I like the rules of http://support.sas.com/resources/papers/proceedings11/376-2011.pdf Although I do not like their example as that is implying copyin the SAS Danish office Organization. Definitely not yours. Like your remark of the stadnard SASApp is not enough. Only for demo and single department it will do.

I would following that recommendation

1/ only setting ACT's on all Artifacts never change (hmm never) change it by adding groups/users for additional rights.

2/ only having groups being mentioned in the ACT's never having users in those.

3/ only adding users to groups (this is the common RBAC process approach). An Identity management system - Wikipedia, the free encyclopedia yis becoming often a business requirement with all auditability traceability belonging to those.

Yup, it is some more work adding maintaining Act's as initial steps but they can be made scripted.  (batch tools are there)

Put the OS security at the same structure (user/groups) and it must become highly structured with the best achievable security.  (No SAS restrictions needed)

Yes agree for the anyway it is too tedious, explanation welcome.

To be added a dedicated backup/restore with metadata and webdav content (you can store egp projects there) is lacking.

This is normal required functionality having end-users allowed to store data somewhere.

There are parallel security mechanisms outside of Metadata in 9.4 that use the name of identities as an effective foreign key. These mechanisms will be impacted when renaming identities. If you'd like to proceed with the renaming process, can you please open a tech support track and we can work through some options to propagate the changes? If you open a track, please ask that I be included on it so we can short circuit the triage and cut to the chase.

Hi Zachary,

Thanks for providing some background. Is it possible for you to name some of those software components that are using the parallel security mechanisms. i.e. is there the possibility that some customers might not have those components and so it may not be so much of a concern for them? Having said that, I'm wondering if one of those components might be SAS Environment Manager and so used in all new SAS 9.4 platform installations?

Are you also able to shed some light on why the Name attribute (known to change on some occasions) was used as an effective foreign key over an unchanging unique key like the metadata object id?

Finally, I believe that the bulk user loading macros (%MDU*) still allow for a Name attribute change when updating users. Will these macros be modified in a later release to prevent Name attribute changes too?

Thanks

Paul

Ronan, You mentioned one place where hard code the names of user (or display name) is used: the cubes at row level.

As it is programmed by application/report builders it can cause headaches by lack of standards.

Another is Zachary's paper http://support.sas.com/resources/papers/proceedings11/017-2011.pdf.
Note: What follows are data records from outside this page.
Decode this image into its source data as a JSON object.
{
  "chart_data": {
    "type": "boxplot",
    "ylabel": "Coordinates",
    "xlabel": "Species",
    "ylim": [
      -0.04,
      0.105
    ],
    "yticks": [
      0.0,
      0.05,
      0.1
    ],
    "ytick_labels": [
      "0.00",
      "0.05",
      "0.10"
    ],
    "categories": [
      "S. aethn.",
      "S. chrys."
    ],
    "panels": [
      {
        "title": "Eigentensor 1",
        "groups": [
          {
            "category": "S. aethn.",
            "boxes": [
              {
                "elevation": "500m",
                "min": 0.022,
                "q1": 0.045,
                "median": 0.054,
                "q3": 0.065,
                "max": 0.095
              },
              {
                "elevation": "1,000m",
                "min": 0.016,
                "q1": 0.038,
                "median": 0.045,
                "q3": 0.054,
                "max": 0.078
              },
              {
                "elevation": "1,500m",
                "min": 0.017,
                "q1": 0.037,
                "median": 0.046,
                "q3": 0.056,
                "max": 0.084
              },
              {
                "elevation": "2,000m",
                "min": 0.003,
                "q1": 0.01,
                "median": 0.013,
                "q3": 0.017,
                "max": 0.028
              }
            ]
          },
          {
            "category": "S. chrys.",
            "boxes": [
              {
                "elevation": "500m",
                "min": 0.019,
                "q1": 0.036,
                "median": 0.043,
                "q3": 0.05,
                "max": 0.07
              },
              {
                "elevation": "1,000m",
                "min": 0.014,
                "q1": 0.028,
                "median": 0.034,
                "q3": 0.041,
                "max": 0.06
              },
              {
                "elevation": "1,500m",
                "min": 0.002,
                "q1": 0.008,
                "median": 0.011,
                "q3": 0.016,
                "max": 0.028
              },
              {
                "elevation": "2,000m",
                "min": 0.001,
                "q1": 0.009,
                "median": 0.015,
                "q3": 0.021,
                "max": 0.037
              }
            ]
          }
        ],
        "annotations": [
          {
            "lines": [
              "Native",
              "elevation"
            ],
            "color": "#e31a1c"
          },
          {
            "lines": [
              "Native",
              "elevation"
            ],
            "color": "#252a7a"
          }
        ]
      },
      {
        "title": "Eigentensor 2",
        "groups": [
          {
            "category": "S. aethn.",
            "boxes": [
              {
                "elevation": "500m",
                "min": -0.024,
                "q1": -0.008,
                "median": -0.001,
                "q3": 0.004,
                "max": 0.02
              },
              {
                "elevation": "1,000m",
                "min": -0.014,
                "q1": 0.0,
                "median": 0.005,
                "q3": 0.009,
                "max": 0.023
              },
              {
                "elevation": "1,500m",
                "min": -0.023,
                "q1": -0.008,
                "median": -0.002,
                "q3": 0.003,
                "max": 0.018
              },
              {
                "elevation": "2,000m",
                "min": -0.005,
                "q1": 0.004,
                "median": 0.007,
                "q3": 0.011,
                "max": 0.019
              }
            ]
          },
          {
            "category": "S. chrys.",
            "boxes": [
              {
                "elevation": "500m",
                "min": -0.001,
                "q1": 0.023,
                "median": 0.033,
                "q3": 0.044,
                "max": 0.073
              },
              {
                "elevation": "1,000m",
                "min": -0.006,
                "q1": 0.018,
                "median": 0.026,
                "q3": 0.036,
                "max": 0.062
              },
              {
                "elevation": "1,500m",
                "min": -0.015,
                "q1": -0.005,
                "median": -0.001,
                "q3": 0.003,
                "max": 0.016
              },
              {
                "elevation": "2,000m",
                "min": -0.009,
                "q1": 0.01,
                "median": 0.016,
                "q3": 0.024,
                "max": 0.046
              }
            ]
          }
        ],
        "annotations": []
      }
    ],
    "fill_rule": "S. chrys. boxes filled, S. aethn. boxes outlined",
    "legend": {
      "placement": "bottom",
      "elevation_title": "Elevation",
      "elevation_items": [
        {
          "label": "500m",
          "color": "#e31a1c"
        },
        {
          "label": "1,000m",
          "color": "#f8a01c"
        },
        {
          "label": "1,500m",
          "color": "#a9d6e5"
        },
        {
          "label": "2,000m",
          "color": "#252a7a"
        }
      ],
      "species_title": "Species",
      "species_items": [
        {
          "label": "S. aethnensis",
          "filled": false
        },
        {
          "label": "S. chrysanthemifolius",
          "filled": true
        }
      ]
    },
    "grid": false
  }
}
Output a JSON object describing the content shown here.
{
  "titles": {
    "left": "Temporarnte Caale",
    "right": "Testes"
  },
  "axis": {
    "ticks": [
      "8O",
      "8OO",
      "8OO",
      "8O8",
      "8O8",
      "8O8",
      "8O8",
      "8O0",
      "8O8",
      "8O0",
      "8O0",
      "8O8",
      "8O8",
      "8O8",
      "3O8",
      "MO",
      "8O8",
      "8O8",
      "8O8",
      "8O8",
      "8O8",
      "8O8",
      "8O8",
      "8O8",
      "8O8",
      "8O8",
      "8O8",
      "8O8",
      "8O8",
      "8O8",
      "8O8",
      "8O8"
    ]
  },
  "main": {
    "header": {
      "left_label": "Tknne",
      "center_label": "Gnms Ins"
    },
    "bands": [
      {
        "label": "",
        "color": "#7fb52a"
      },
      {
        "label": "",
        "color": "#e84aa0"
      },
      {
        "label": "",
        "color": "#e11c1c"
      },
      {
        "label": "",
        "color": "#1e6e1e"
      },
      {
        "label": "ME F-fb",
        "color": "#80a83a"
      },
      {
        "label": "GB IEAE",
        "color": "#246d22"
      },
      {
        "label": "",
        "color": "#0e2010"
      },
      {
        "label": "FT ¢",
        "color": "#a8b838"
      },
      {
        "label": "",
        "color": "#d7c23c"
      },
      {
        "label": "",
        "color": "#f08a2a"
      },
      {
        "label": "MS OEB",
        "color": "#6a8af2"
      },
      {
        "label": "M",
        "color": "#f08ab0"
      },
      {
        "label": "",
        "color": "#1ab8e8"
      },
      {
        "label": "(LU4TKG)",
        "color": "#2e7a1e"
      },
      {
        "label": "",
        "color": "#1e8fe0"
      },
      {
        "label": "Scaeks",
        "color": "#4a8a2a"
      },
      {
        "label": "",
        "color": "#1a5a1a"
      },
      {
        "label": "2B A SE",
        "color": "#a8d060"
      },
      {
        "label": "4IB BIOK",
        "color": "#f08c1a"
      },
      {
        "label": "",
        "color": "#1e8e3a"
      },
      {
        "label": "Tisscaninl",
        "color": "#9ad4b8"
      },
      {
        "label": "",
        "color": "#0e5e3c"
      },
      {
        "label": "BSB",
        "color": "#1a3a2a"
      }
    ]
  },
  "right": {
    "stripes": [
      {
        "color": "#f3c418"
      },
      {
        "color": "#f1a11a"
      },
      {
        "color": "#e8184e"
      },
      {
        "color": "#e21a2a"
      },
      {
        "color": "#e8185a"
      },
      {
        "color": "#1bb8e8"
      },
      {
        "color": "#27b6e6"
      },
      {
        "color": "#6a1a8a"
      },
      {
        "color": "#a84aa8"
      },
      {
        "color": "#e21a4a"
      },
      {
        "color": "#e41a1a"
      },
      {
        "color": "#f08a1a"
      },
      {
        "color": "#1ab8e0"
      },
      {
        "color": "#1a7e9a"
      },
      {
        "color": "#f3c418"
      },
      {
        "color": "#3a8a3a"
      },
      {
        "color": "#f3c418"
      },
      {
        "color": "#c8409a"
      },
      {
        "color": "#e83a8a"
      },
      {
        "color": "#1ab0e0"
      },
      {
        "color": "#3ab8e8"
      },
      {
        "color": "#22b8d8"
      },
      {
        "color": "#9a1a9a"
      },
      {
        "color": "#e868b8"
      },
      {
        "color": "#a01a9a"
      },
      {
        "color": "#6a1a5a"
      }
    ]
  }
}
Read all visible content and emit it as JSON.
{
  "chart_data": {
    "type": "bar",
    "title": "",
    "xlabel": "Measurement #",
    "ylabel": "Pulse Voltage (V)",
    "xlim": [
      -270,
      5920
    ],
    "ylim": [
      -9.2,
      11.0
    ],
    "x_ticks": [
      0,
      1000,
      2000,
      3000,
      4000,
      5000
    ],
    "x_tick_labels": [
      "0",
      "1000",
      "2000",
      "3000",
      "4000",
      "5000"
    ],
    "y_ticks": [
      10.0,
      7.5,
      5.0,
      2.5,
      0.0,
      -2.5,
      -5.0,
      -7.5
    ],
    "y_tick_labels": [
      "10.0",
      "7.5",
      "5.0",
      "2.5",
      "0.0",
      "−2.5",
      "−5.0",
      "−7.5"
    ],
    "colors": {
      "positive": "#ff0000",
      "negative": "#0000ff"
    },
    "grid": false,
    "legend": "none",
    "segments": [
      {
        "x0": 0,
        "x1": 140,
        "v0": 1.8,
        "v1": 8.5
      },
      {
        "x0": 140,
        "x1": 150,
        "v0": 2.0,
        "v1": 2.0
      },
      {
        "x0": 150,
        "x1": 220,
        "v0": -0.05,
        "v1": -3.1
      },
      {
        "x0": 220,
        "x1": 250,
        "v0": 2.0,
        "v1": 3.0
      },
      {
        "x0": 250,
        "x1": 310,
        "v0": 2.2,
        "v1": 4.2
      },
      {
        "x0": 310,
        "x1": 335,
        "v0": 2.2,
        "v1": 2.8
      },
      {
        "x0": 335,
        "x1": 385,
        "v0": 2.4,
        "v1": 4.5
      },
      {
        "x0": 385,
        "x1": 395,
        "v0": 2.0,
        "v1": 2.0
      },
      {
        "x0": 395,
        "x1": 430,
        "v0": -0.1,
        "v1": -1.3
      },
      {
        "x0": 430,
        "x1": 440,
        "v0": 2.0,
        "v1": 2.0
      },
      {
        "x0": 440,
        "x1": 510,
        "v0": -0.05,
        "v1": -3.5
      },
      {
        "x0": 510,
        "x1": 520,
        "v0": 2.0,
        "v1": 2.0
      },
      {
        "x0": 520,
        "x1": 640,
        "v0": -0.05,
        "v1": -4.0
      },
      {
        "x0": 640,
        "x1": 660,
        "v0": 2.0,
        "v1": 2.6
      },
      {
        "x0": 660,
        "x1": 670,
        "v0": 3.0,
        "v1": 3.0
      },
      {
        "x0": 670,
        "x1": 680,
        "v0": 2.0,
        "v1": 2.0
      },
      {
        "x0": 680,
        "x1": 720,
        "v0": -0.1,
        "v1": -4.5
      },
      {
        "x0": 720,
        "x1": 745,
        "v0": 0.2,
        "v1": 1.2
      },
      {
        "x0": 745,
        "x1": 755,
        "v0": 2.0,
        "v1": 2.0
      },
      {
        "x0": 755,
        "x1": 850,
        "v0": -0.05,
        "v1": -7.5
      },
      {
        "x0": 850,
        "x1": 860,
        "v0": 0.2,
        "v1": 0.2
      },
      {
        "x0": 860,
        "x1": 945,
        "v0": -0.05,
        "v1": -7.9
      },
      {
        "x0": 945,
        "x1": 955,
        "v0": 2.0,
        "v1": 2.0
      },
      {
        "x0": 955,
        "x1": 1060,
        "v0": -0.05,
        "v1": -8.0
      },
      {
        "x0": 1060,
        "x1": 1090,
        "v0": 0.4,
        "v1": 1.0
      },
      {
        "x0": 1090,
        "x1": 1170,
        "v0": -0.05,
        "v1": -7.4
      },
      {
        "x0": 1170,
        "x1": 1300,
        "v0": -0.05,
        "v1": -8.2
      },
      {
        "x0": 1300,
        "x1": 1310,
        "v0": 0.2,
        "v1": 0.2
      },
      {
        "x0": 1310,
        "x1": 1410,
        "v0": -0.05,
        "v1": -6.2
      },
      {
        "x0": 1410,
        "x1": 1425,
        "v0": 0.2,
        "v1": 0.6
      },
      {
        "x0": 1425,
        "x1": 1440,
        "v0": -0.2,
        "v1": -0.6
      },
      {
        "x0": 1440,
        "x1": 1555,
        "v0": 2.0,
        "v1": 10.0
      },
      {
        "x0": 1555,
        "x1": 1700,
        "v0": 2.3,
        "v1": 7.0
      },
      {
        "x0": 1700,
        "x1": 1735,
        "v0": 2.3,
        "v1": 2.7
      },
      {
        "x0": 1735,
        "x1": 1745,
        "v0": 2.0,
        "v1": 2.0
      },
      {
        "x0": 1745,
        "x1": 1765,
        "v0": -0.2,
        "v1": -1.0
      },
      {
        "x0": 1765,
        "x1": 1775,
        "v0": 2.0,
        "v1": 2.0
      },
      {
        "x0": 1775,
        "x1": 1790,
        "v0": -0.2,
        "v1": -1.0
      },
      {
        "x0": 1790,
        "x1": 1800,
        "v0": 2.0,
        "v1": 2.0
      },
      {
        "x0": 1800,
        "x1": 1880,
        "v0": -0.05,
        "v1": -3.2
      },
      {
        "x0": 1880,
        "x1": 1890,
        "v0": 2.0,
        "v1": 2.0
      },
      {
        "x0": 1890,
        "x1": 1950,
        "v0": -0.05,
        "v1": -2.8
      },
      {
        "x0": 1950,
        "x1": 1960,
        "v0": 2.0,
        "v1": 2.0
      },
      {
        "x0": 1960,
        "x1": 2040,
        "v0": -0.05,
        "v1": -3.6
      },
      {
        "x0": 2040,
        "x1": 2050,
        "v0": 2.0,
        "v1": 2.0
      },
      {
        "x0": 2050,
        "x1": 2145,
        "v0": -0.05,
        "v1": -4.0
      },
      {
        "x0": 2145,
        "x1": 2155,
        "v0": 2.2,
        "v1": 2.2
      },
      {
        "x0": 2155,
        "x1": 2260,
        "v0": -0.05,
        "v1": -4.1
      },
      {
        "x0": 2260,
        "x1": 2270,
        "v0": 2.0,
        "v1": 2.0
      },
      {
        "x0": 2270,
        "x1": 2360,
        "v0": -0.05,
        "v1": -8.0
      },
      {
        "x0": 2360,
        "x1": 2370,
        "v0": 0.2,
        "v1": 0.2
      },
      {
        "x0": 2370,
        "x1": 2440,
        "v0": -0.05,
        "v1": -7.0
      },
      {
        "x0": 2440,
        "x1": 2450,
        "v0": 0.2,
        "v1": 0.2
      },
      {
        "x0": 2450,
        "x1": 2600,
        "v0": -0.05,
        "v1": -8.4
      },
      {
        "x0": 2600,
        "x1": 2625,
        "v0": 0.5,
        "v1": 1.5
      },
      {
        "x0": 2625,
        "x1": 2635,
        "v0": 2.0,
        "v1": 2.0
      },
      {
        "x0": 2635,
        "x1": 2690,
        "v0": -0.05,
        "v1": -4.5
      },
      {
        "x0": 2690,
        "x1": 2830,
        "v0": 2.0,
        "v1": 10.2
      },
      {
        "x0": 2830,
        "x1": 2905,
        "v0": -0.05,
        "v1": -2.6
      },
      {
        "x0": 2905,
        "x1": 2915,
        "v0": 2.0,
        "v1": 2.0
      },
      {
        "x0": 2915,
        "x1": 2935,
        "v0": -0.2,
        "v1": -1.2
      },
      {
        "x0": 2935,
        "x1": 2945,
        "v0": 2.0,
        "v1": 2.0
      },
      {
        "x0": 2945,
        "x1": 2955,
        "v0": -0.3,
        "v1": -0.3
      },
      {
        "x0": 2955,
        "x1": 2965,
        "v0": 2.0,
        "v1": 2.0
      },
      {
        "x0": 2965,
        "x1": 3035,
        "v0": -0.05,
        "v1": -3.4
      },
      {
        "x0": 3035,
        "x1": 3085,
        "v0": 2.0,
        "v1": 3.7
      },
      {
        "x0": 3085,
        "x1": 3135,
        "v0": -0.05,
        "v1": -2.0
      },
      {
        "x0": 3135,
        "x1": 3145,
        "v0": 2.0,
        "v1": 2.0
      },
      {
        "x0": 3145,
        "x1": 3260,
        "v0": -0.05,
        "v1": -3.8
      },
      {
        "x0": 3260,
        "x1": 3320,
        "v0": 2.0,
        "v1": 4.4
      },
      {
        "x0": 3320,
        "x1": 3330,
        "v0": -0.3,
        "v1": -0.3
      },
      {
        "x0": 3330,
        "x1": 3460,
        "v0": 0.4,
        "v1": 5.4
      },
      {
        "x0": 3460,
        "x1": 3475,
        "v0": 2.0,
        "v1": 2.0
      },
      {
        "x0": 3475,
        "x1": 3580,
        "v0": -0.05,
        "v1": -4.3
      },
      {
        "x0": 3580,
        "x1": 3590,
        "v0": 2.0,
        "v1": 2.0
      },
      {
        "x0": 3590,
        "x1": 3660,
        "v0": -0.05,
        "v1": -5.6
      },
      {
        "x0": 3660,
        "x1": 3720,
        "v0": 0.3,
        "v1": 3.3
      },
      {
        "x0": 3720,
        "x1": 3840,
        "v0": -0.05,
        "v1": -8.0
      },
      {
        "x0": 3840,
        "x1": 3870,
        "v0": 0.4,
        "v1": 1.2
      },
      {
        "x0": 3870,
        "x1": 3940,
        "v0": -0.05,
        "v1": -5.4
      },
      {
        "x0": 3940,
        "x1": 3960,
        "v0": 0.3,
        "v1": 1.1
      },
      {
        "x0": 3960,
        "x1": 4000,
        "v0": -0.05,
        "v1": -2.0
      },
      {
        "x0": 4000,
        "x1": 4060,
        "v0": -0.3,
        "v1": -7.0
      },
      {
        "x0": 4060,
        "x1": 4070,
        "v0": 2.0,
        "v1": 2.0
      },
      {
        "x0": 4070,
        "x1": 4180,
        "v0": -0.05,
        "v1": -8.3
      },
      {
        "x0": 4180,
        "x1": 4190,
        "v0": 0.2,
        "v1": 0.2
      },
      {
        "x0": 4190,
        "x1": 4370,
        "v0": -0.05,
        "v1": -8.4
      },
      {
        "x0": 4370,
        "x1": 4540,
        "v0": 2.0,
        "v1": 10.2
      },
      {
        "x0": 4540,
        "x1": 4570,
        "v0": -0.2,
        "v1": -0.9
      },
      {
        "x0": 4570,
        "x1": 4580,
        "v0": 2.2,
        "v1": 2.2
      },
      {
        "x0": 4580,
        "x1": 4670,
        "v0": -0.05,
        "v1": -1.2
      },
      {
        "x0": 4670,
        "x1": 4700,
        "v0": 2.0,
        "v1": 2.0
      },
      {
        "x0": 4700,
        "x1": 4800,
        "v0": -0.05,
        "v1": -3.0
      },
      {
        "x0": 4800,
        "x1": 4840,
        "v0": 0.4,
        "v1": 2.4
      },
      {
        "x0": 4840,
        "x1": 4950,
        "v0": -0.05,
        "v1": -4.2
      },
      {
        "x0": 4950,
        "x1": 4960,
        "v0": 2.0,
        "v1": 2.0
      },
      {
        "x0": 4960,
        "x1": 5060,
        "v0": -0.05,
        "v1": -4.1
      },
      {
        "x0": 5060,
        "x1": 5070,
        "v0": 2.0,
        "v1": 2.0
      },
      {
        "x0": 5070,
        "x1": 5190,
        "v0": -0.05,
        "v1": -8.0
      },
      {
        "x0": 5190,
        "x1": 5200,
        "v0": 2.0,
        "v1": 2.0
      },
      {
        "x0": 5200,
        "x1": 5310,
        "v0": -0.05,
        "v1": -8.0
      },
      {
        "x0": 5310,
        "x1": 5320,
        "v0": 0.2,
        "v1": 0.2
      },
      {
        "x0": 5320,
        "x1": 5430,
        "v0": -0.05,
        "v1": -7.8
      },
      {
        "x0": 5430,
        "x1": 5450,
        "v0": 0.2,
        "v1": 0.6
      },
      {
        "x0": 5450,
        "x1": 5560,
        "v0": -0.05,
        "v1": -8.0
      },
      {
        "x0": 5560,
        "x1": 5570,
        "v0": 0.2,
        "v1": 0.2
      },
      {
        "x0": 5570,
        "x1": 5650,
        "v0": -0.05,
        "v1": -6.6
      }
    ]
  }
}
As he explaining the user and password are part of the REST http approach easily to decode as it is base64. By that only to be accepted when there is encryption over the wire. That implies it could by seen and leaked with loggings tracing the webtraffic at an unencrypted point.  Security by obscurity is not very sensible for a real service level.      

Going for the RBAC process there is always the SSN being unique to each human. As it used for the payroll and more is sure a stable informational one. Even when women marry change names that one is kept the same.
You could use that one although some can complain on privacy concerns. The alternative is something like http://www.caisley-tags.co.uk/wp-content/uploads/2011/12/Cattle-tags2-1500x430.jpg. I am kidding but not sure with that with politicians. 

When the new person comes running down of the HR department all other things are brought in place like the physical access and the IT controls (RBAC).

Would make much sense to be aligned with those processes. This can be a requirement with more sensitive data. The employee-number is mostly coming from HR and associated (hidden) with their administration.

The operational username on the other hand is often used with all changing personal names for each of recognition that makes sense (auditiability traceability)   

There appears to be lots of helpful information here, as well as a correct answer or two. Given that, I am marking the original question as "assumed answered" so that others with a similar question can find the help they need. You can do this yourself, at any time. Thanks for using the communities!